After Shoom closed, London club promoters often compared themselves in terms of what Rampling had achieved, even as they often sought to dismiss his music. Richard West (also known as Mr. C) said that outside of sets by Faver, Shoom generally played "namby-pamby sort of stuff, lightweight gear". He said that, by 1990, dance music had evolved to become more "tripped-out", while Reynolds wrote that by the early 1990s electronic music had evolved to a point that was "a long way from Balearic." According to West, the early 1990s rave scene that emerged at clubs such as RIP (Revolution in Place) on Clink Street, eclipsed Shoom and the Balearic sound, even before larger-scale, often illegal, open-air parties became the prevailing trend. West notes how, by 1990, many felt that the Balearic sound had become dated and sounded like pop music.

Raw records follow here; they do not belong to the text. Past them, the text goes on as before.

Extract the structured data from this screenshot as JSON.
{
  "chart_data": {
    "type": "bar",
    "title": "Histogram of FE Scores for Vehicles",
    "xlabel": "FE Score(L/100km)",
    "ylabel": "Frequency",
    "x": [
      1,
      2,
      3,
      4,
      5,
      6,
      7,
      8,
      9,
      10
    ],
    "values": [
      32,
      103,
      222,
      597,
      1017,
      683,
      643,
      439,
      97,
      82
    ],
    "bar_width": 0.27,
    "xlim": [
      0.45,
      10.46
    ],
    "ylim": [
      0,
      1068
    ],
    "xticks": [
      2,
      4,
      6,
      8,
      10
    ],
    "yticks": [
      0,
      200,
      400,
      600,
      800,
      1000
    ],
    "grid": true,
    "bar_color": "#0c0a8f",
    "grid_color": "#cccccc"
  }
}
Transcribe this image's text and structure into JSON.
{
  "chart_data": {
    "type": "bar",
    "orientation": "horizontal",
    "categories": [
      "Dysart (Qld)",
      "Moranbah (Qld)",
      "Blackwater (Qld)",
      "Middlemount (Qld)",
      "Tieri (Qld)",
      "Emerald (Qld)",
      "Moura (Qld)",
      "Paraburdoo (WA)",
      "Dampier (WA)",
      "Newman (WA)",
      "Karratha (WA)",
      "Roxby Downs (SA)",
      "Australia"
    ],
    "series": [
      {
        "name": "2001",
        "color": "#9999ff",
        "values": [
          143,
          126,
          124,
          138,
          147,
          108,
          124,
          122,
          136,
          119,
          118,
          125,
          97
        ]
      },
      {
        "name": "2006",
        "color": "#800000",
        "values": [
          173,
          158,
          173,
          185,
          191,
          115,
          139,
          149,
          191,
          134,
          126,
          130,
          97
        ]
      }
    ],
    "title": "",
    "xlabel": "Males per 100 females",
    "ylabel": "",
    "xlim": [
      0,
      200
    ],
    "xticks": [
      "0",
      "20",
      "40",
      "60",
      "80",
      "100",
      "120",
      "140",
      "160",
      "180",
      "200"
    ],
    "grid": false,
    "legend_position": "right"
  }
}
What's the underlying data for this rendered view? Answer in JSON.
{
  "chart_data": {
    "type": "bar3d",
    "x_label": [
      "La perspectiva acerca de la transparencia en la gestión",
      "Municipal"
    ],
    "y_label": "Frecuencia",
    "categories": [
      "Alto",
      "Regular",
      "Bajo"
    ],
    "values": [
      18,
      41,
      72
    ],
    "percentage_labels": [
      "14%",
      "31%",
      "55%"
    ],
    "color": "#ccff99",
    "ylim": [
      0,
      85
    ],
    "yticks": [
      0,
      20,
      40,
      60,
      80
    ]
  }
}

New Order's 1989 album Technique was recorded in Ibiza, while its musical approach and percussion was influenced by band members Sumner and Peter Hook's experiences at Shoom. Primal Scream have said that the inspiration for their 1991 Weatherall-produced album Screamadelica to the sounds and atmosphere they experienced at Shoom nights during 1989. Weatherall said of his first night at the club: "I just couldn't believe it. I [was] a confused punk soul boy, and to me it was ... the ... dream come true. I just could not fucking believe the mix of music." The band asked vocalist Denise Johnson, who was pivotal in the album's crossover success, to contribute after hearing her perform at Shoom. In 2005, Shoom was placed at number seven by Billboard in their list of the 25 Best of all time dance clubs. Two 25th Anniversary nights were held at the Cable Nightclub in London in 2012.